Thursday, February 19, 2009

Greg Bean's Column

Even the best ideas can have unintended consequences Coda • GREG BEAN :
I've written before about the law of unintended consequences, that whole thing where a butterfly flaps its wings in South America, and that minor disturbance sets off a chain reaction that ultimately results in a tsunami in Borneo.
I saw a particularly interesting chain of unintended consequences during the last big recession, when the Wyoming town we were living in decided to go from twice-weekly garbage pickup to once a week in an effort to save money.
A number of New Jersey communities, including East Brunswick, are currently considering reducing the number of pickups per week, so an account of that experiment in fiscal frugality might provide some food for thought.
Here's what happened:
Our town was very windy, so instead of plastic garbage cans that can blow around, most folks used 55- gallon drums with the lids cut off. And for lids, they used old tires with quarter-inch steel in the middle. The cans were big and heavy, but they wouldn't blow around. Most families had two of them.
But when the town went to once-weekly pickups, people realized that two garbage cans weren't enough, so they went out and bought hundreds of plastic cans at the local hardware stores.

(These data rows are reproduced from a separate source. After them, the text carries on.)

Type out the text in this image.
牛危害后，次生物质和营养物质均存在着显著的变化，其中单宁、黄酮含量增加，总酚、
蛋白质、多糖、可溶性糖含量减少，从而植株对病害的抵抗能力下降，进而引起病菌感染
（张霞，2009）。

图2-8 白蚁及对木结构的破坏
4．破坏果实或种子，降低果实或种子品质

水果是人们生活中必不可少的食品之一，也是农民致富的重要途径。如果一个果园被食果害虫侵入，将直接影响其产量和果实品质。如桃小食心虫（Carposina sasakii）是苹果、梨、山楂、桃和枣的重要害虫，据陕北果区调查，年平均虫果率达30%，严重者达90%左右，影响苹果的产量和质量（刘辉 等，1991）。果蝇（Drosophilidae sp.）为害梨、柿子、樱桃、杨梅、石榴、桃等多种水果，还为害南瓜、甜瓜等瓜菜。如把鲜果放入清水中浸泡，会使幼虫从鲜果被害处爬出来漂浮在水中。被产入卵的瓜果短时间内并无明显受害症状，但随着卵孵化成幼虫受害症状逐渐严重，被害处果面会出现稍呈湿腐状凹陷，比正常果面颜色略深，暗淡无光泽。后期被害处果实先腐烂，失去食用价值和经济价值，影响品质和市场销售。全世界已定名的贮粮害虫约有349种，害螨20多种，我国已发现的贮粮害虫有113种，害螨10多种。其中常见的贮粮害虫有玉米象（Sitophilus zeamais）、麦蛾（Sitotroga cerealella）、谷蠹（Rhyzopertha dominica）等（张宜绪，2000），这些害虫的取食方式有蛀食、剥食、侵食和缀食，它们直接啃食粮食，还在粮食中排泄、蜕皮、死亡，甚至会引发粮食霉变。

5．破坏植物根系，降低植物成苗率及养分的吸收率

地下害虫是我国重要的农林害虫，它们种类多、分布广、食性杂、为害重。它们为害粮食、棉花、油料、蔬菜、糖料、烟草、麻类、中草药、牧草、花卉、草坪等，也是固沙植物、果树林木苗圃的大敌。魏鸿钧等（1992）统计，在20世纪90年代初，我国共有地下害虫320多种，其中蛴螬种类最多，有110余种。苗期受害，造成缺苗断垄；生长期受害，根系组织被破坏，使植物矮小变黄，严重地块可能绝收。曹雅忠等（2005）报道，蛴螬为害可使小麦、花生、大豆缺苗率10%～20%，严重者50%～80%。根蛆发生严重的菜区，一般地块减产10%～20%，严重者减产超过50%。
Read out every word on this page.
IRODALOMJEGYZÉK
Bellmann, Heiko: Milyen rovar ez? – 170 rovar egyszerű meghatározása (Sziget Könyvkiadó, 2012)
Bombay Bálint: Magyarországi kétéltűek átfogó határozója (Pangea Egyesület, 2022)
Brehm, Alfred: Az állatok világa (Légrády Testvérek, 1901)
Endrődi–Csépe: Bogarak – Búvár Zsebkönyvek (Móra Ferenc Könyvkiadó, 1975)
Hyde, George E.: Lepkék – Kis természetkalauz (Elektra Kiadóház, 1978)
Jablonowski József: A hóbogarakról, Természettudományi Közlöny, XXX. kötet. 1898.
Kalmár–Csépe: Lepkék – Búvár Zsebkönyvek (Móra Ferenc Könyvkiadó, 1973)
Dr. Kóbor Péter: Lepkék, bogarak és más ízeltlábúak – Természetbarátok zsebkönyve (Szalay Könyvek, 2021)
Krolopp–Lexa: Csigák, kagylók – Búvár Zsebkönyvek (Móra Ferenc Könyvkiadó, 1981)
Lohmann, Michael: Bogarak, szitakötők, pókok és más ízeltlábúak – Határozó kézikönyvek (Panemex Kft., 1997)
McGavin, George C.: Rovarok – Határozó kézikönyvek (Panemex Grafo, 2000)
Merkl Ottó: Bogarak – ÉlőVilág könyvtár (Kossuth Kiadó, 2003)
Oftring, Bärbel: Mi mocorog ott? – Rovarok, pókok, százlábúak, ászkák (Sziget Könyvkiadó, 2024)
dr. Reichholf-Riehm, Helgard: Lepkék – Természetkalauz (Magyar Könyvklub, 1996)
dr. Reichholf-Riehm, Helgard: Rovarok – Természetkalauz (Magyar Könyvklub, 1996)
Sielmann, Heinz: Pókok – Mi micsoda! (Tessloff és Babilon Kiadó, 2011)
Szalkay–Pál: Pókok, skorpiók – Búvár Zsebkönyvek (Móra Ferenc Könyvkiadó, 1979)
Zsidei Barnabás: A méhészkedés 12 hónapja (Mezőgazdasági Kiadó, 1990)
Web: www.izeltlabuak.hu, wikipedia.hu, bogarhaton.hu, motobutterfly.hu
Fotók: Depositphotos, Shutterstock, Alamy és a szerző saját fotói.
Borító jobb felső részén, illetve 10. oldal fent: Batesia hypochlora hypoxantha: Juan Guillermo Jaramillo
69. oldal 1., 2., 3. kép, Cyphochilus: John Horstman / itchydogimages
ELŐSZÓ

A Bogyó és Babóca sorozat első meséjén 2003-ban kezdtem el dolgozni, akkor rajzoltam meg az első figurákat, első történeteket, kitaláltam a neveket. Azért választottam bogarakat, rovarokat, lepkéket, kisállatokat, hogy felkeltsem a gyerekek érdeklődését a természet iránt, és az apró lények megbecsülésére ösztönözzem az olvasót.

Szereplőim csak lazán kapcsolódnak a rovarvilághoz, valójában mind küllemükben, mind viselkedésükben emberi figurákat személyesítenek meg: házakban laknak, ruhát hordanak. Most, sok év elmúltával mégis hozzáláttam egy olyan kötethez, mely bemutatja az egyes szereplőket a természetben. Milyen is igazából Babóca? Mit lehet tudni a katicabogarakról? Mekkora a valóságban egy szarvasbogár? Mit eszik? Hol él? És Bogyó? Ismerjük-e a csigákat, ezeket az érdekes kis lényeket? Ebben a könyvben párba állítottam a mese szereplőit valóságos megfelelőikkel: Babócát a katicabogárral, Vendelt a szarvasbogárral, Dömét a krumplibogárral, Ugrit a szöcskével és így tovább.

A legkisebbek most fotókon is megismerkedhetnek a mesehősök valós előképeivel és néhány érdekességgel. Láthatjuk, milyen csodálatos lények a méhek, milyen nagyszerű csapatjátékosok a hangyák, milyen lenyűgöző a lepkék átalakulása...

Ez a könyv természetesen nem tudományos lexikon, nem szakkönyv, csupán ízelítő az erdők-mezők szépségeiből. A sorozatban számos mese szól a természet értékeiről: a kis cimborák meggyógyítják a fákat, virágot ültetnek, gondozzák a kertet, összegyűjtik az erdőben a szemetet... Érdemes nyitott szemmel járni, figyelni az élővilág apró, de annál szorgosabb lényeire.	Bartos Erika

Which immediately started blowing down the streets, turning the thoroughfares into dangerous games of dodge 'em. They even mowed down a few pedestrians before people, and the police, started demanding a solution.
The solution? The town forked out to buy great big, heavy garbage containers for every family in town. You couldn't wheel the things around, so they parked them in people's front yards (very attractive). They were also too heavy for the sanitation guys to lift.
The solution for that problem?
The city had to buy a whole new fleet of garbage trucks, the kind with a winch on them strong enough to lift the new garbage cans.